All in all, before you jump headfirst into facing reality, work on your perception of yourself. You can keep trying to impress other people for as long as you like, and if that works for you then carry on, but if it keeps failing you, you should probably think about redefining your goals as a person.

"I must get uncomfortable" sounds bad for you, you won't be doing it for long. "I must get comfortable and accept that some people will find it uncomfortable" is the way to go, in my humble opinion.

P. S. There could be another issues I'm sensing, like codependency. I know nothing about this and can't provide comments.

Comment by Jessica Ballantyne on December 27, 2023 at 12:45pm

I feel that MD made me not appreciate people as much. I do want more love and affection coming my way, but I have to show someone that I care about them, what they have to say, and I'm very interested in them. If I don't, they figure I don't care and don't like them. MD took my attention away from them. 

Comment by Tan on December 27, 2023 at 12:40pm

I feel I care about people too much , i recently quit md and yesterday what triggered me was that someone showed me a little love like a relative and i instantly thought i should impress them more they should know what a great person i am and I cried later because I daydreamed and i dint want to and in that I realised i just want them to keep loving me and think good about me and somewhere I still have the feeling I need to impress to love . I think md just made me more distant I shad these problems probably and i still do I feel like if they think good of me they’ll love me . They actually help if you ask the right questions 

Comment by Tan on December 27, 2023 at 12:37pm

Yeah I meant like to face reality I’ll have to be uncomfortable 

Comment by Jessica Ballantyne on December 27, 2023 at 11:51am

I understand what she means by getting uncomfortable to get better. I wish that I knew this as a young person, because maladaptive daydreaming made me comfortable and covered over the nasty sides of life that I just didn't want to face. Regards, MD did much more to me. It prevented me from adapting into the world properly, so I didn't really grow up. Now my younger sister and cousin speak in a language that I can't even comprehend. They are well informed and advanced in world events, politics and statistics, which I'm not. They read up on the news, which I don't. It makes me feel like such an idiot. Thing is, I ran away from that, because all I ever wanted to do was dream about the things that I want. However, weaving all these dreams in my head all day, just pulled me away from learning about the world around me. So when my family strikes up conversations at the dinner table about the world, I just don't know what to say. It's just so embarrassing, I nibble all quietly and listen. But it's true, I used to be such a self-absorbed person, and lived in my own world. Even all my peers, some of whom used to make fun of me for being socially awkward and unaware of my surrounding environment, they've been doing significant things out there for the past 20 years, which I haven't even started. So that's why I wish that I thought twice, before dwelling into "ridiculous" dreams that serve me no real purpose. 

I can't say how you guys feel about that. Has MD impacted your lives in a way? 

Comment by Deep blue on December 27, 2023 at 8:31am

Maybe by uncomfortable they meant that they have to leave the comfort and warmth of Md and face their reality.
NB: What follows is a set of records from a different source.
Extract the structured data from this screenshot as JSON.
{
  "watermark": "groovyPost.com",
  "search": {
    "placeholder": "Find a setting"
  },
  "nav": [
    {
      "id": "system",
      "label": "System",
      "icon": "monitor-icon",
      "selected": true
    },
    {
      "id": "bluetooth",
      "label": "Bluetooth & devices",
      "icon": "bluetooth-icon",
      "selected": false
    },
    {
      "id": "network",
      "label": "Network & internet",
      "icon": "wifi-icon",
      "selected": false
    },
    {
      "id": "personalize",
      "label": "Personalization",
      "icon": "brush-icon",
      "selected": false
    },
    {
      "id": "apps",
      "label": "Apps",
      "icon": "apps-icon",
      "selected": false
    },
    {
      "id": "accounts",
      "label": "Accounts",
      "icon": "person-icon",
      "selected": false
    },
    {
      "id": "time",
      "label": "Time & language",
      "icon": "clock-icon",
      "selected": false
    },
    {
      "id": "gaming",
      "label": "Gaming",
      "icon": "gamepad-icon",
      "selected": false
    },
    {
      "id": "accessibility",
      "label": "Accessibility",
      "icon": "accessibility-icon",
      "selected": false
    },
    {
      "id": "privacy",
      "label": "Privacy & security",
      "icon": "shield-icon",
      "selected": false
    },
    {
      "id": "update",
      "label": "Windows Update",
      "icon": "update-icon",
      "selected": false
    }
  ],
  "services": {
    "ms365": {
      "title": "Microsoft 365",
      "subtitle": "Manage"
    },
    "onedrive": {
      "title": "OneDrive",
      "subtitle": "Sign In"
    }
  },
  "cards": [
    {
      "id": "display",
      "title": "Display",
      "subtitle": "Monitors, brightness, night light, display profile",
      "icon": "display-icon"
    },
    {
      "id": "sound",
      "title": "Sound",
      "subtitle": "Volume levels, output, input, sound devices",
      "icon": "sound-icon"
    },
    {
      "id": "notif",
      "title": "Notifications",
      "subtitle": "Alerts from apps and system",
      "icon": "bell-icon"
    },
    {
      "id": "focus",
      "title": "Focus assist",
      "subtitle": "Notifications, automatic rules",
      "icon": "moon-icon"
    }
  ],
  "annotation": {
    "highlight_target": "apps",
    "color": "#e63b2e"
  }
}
For getting out of a bad condition you have to struggle. 

Or I might have made wrong interpretation

Comment by Jessica Ballantyne on December 23, 2023 at 6:07pm

Yes, why exactly do you want to get uncomfortable?

Comment by Yukia on December 23, 2023 at 3:18pm

"it’s just escaping because things aren’t my way and I have to get uncomfortable."

Are you sure about that? Aren't you already uncomfortable because things aren't your away? What's the point of making yourself even more stressed out?